I’m back
The last time I sat down to write on this blog was way back in 2015. It’s unbelievable to me how 7 years can pass so quickly? It feels like my life has been this constant feeling of there’s not enough time and time moves so fast to time feeling like it is dragging, and I’m not sure what to do with all of my time. I, like most people, have my phone in my hand a larger portion of my day then I should. I randomly check my multiple social media sites, and I often stumble upon some delicious recipes and some thought provoking quotes that I save. Most go into my favorites folder and there they stay. Every once in a while one quote will stop me in my tracks and change me. I immediately know that I will have a lifelong reaction to the words I just read. This happened to me just the other day while mindlessly looking through Facebook, the site Tiny Buddha popped up, and I read the following:
“It’s a unique brand of pain when other people remember a deceased person for lots of positive qualities that you yourself never got to see. It’s even more painful when that person was your parent.”
It’s amazing to me how a quote on Facebook can awaken the feelings that I have always had about my mother, but never had the ability to string my feelings into words to make this much sense.

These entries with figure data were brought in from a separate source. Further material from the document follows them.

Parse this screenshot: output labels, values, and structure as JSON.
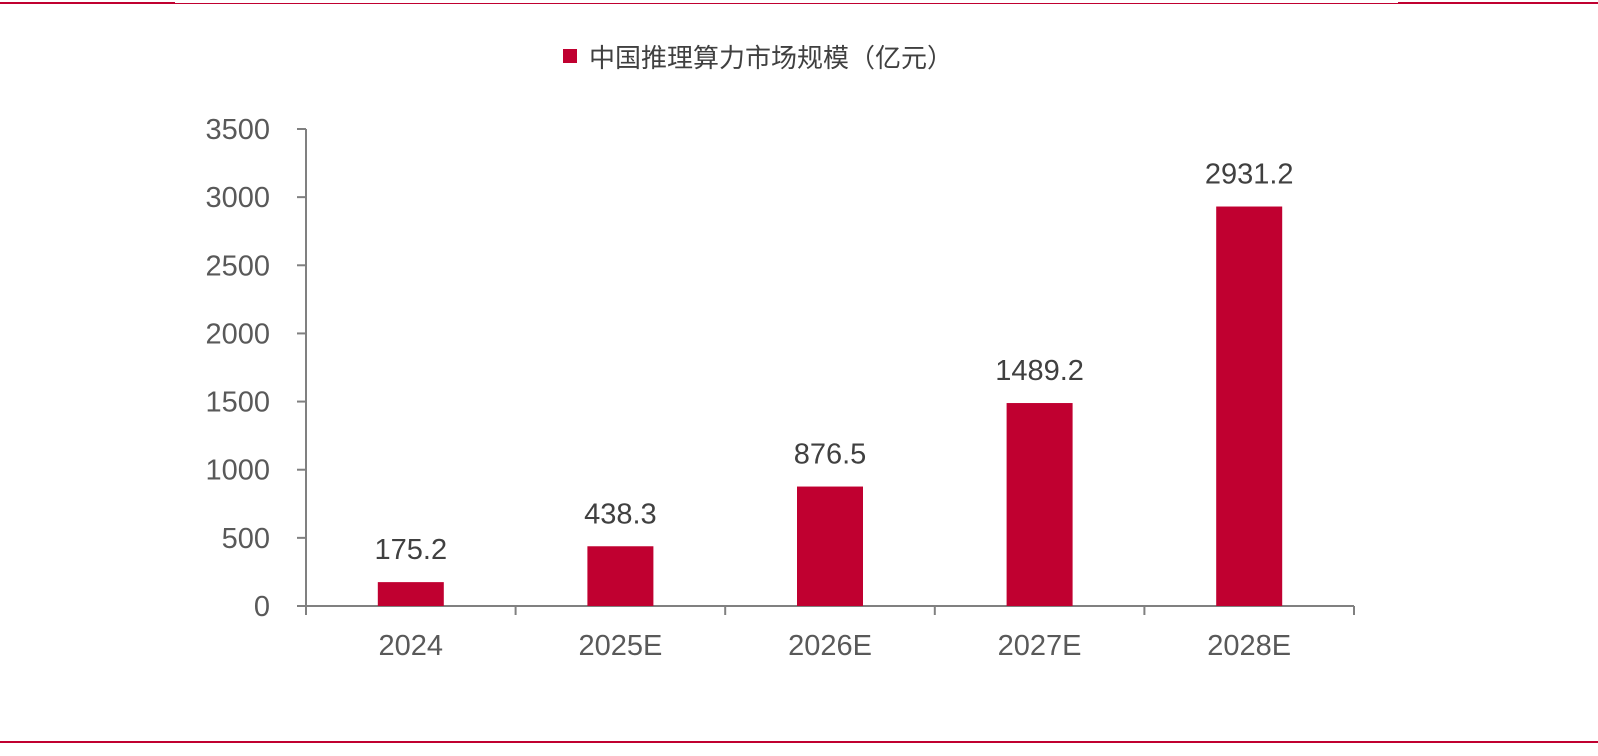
{
  "colors": {
    "bar": "#c00030",
    "rule": "#c00030",
    "axis": "#808080",
    "tick_text": "#595959",
    "data_label": "#404040"
  },
  "chart_data": {
    "type": "bar",
    "categories": [
      "2024",
      "2025E",
      "2026E",
      "2027E",
      "2028E"
    ],
    "series": [
      {
        "name": "中国推理算力市场规模（亿元）",
        "values": [
          175.2,
          438.3,
          876.5,
          1489.2,
          2931.2
        ]
      }
    ],
    "data_labels": [
      "175.2",
      "438.3",
      "876.5",
      "1489.2",
      "2931.2"
    ],
    "ylim": [
      0,
      3500
    ],
    "yticks": [
      0,
      500,
      1000,
      1500,
      2000,
      2500,
      3000,
      3500
    ],
    "legend_position": "top-center",
    "grid": false
  }
}
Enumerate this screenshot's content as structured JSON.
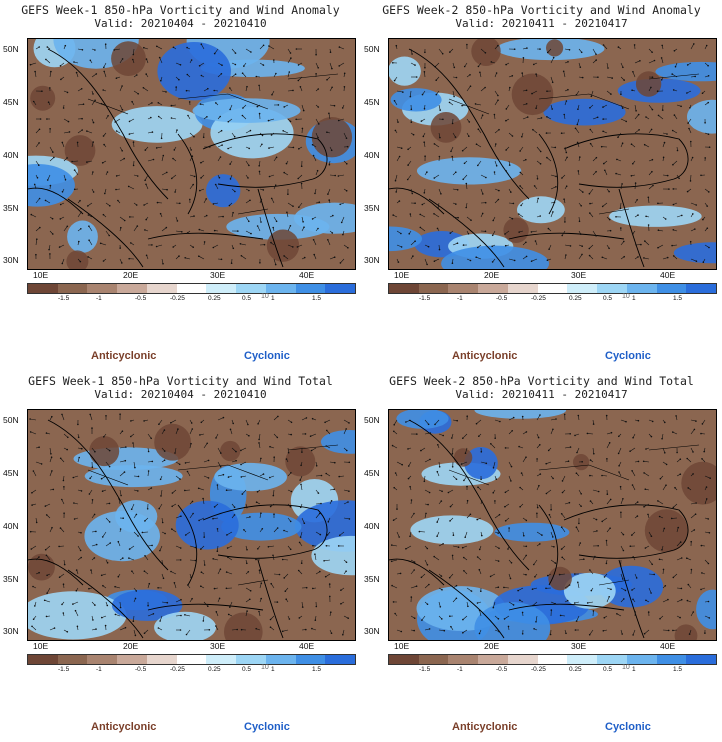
{
  "panels": [
    {
      "title": "GEFS Week-1 850-hPa Vorticity and Wind Anomaly",
      "valid": "Valid: 20210404 - 20210410"
    },
    {
      "title": "GEFS Week-2 850-hPa Vorticity and Wind Anomaly",
      "valid": "Valid: 20210411 - 20210417"
    },
    {
      "title": "GEFS Week-1 850-hPa Vorticity and Wind Total",
      "valid": "Valid: 20210404 - 20210410"
    },
    {
      "title": "GEFS Week-2 850-hPa Vorticity and Wind Total",
      "valid": "Valid: 20210411 - 20210417"
    }
  ],
  "lat_labels": [
    "50N",
    "45N",
    "40N",
    "35N",
    "30N"
  ],
  "lon_labels": [
    "10E",
    "20E",
    "30E",
    "40E"
  ],
  "colorbar": {
    "ticks": [
      "-1.5",
      "-1",
      "-0.5",
      "-0.25",
      "0.25",
      "0.5",
      "1",
      "1.5"
    ],
    "icon_text": "10",
    "colors": [
      "#6e4636",
      "#8b6650",
      "#a98470",
      "#c9a99a",
      "#e7d6ce",
      "#ffffff",
      "#cfeefa",
      "#9dd6f5",
      "#6cb4ee",
      "#3f8fe5",
      "#2a6ddb"
    ]
  },
  "legend": {
    "anticyclonic": "Anticyclonic",
    "cyclonic": "Cyclonic"
  }
}
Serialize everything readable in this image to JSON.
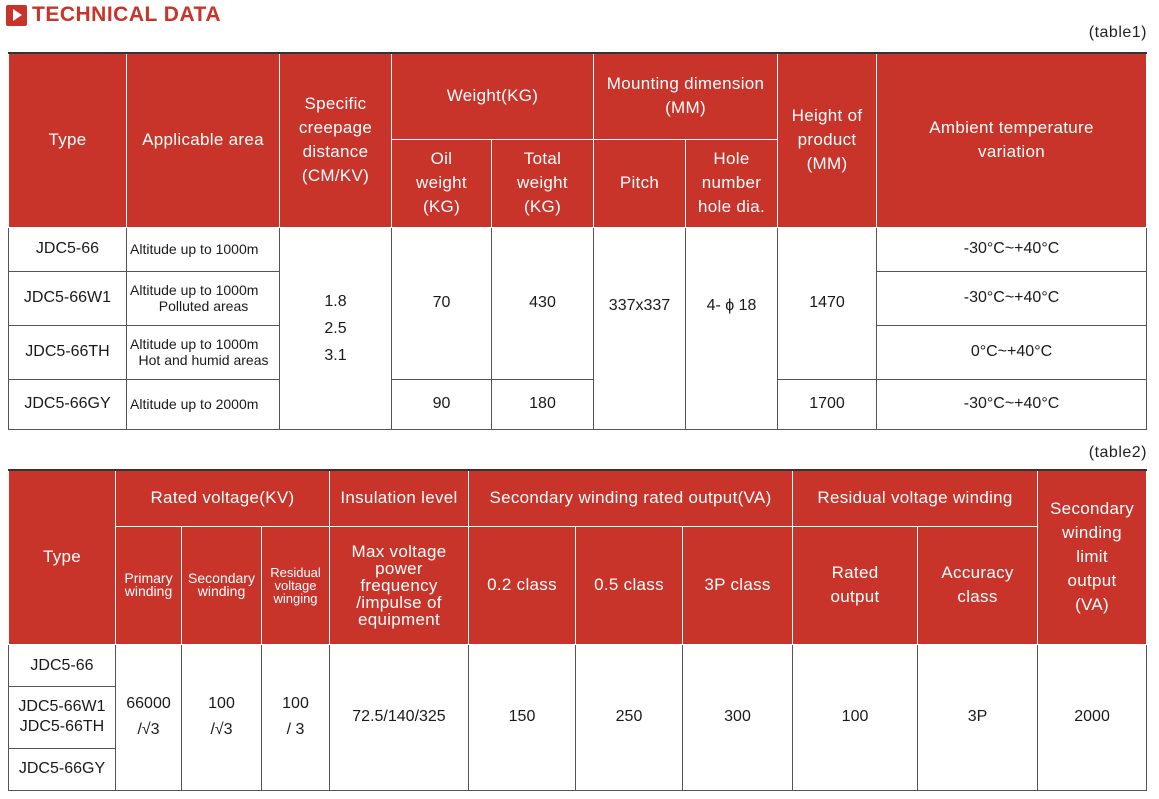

I sit here tonight a 56 year old happily married mom of 2 incredible young men who has been trying to find the words to express to every single person in my life how it feels, almost 41 years later, to know that my mother was not the person to me that her other children and people in her life remember.
I didn’t get the version of her that they got. I can say for absolute that their memories of her are their versions of the relationship they shared, yet when I express my memories, I am often shut down with comments like “she was a wonderful mother”, “she was my best friend”, and “she gave her all to her children”. All of those would never be the words I would choose to define the mother daughter relationship she and I shared. Granted I was 15 when she died and she was only 40, there is a whole story there – but staying on this quote for this conversation, I really felt a weight lifted to finally have read the words that expressed the real pain the memory of my mother always covers me with.
I vividly remember she was in so much pain from the cancer that was killing her, and she spent many, many days in bed. There she often stayed with her other children right after she would tell me to go out and play. She never asked me to stay bedside with her. I went outside, every time. I went to go play with my friends, the people who wanted me around. Of course this time span for me was from age 13 through 15, which are very important molding years for young girls. Whether she knew it or not, each time she allowed me to walk out of that bedroom the hurt grew. I learned to begin the distancing dance, and I have been doing it every day since.
Instead of having a mama who taught me tenderness and togetherness, my mom’s decision to let me go – out to play – taught me that I am ultimately alone and it taught me how to keep people at arms length. I got her message, and I grew with that blueprint. It wasn’t until I was well into my 30’s that my husband and my babies taught me that I have 3 people who want me around every single day.
I rarely look back to my mom and my memories of her for guidance on how to parent, instead I take my memories of her and my relationship and know that she taught me what not to do. I have soaked up every single second I have with my children. They are the best gifts I have every received, equally. I could never imagine my asking one of them to stay while shooing the other one away, for whatever reasons. I have days where time goes slow and others where it rushes by, but each and every day I have the one gift my mother did give me, my life. My life is filled with love for my little family. I love those 3 men with all my heart and soul, and I let them know multiple times a day that they are loved by me forever and always.